From Athletic Position, take a lateral step to the right, then bring the left leg laterally to athletic position. Do not cross the trailing leg in front of the lead leg. Do this slowly for 10 steps in each direction. Level 3.
Speed & Agility – Lateral Movement: Works muscles in the lower body. When done with proper form, the lateral shuffle can improve your flexibility and help strengthen your hip flexors. If you stay in a deep squat throughout the exercise, you can also strengthen the major muscles in your hips and legs.
Keep your back straight, chest up and your eyes looking straight ahead throughout the exercise. Quicken your steps as you get used to the movement.

Lateral Shuffle

Start in good athletic position, with toes forward. In rapid fashion, without crossing your feet, step your legs together and apart moving in one direction. Perform bilaterally. Level 3.
Speed & Agility – Lateral Movement: Lateral shuffles primarily work the muscles in your butt, hips and thighs. This includes the transverse abdominus — the deepest layer of theabdominal muscles — the glutes, hip abductors, quadriceps, hamstrings, hip adductors, calf and shin muscles. The secondary muscles worked are the erector spinae, which are the muscles in your lower back running alongside your spine, and the obliques.
To help with balance, bend and hold your arms in front of your body. Keep your back straight, chest up and your eyes looking straight ahead throughout the exercise. Quicken your steps as you get used to the movement.

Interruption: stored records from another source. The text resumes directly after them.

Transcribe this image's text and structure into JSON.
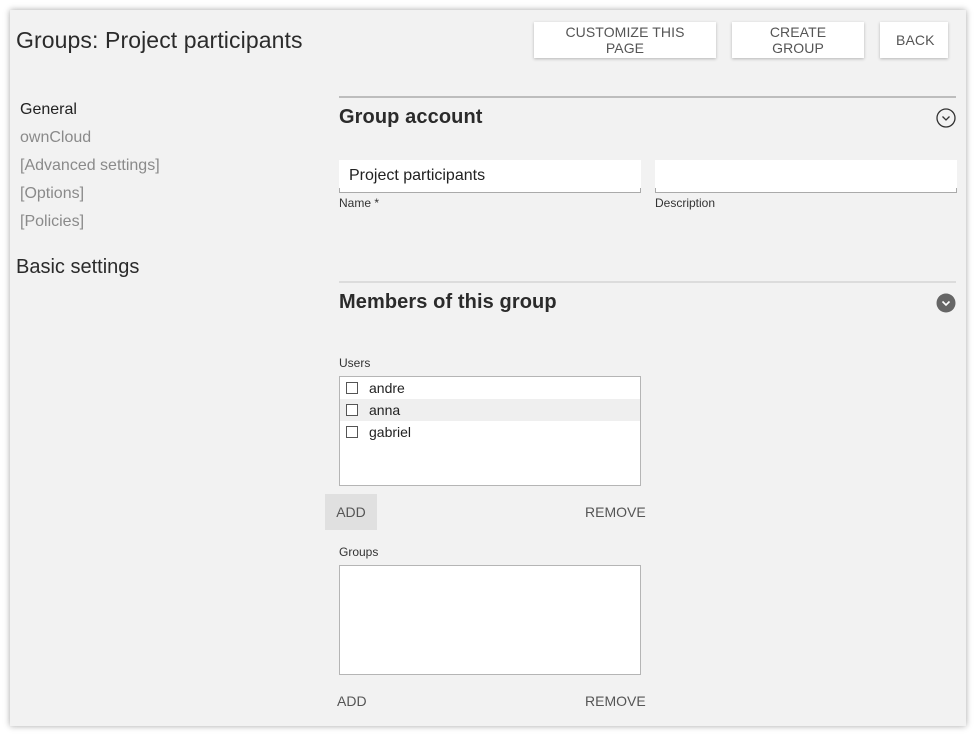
{
  "header": {
    "title": "Groups: Project participants",
    "buttons": {
      "customize": "CUSTOMIZE THIS PAGE",
      "create_group": "CREATE GROUP",
      "back": "BACK"
    }
  },
  "sidebar": {
    "items": [
      {
        "label": "General",
        "active": true
      },
      {
        "label": "ownCloud",
        "active": false
      },
      {
        "label": "[Advanced settings]",
        "active": false
      },
      {
        "label": "[Options]",
        "active": false
      },
      {
        "label": "[Policies]",
        "active": false
      }
    ],
    "heading": "Basic settings"
  },
  "group_account": {
    "title": "Group account",
    "toggle_icon": "chevron-circle-down-outline-icon",
    "name_field": {
      "value": "Project participants",
      "label": "Name *"
    },
    "description_field": {
      "value": "",
      "label": "Description"
    }
  },
  "members": {
    "title": "Members of this group",
    "toggle_icon": "chevron-circle-down-filled-icon",
    "users": {
      "label": "Users",
      "items": [
        {
          "name": "andre",
          "checked": false
        },
        {
          "name": "anna",
          "checked": false
        },
        {
          "name": "gabriel",
          "checked": false
        }
      ],
      "add_label": "ADD",
      "remove_label": "REMOVE"
    },
    "groups": {
      "label": "Groups",
      "items": [],
      "add_label": "ADD",
      "remove_label": "REMOVE"
    }
  }
}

Strength – Endurance – Power

Stability Ball

Step onto the stability ball, get your balance, and assume the athletic position. Hold for 20 seconds without falling off. Do this 3 times. Level 3.
Strength – Endurance – Power: Standing on a stability ball is a great core exercise and works the entire core and the legs, including the abdominal, oblique, lower back, inner thigh, hamstring, qu3driceps, and calf muscles.
Be sure to maintain balance and to evenly distribute weight.

Med Ball Throws

Two actions: 1) Med Ball Throw: With Med Ball on ground, squat to pick up ball, thrust upward throwing the ball back over your head. 2) Med Ball Chest Throw: With Med Ball at chest height, throw the ball with a two hand chest pass. Level 2.
Strength – Endurance – Power: These develop core strength and power.
Be sure to keep the back straight and to maintain athletic position. On the chest pass, step into the throw with the lead foot.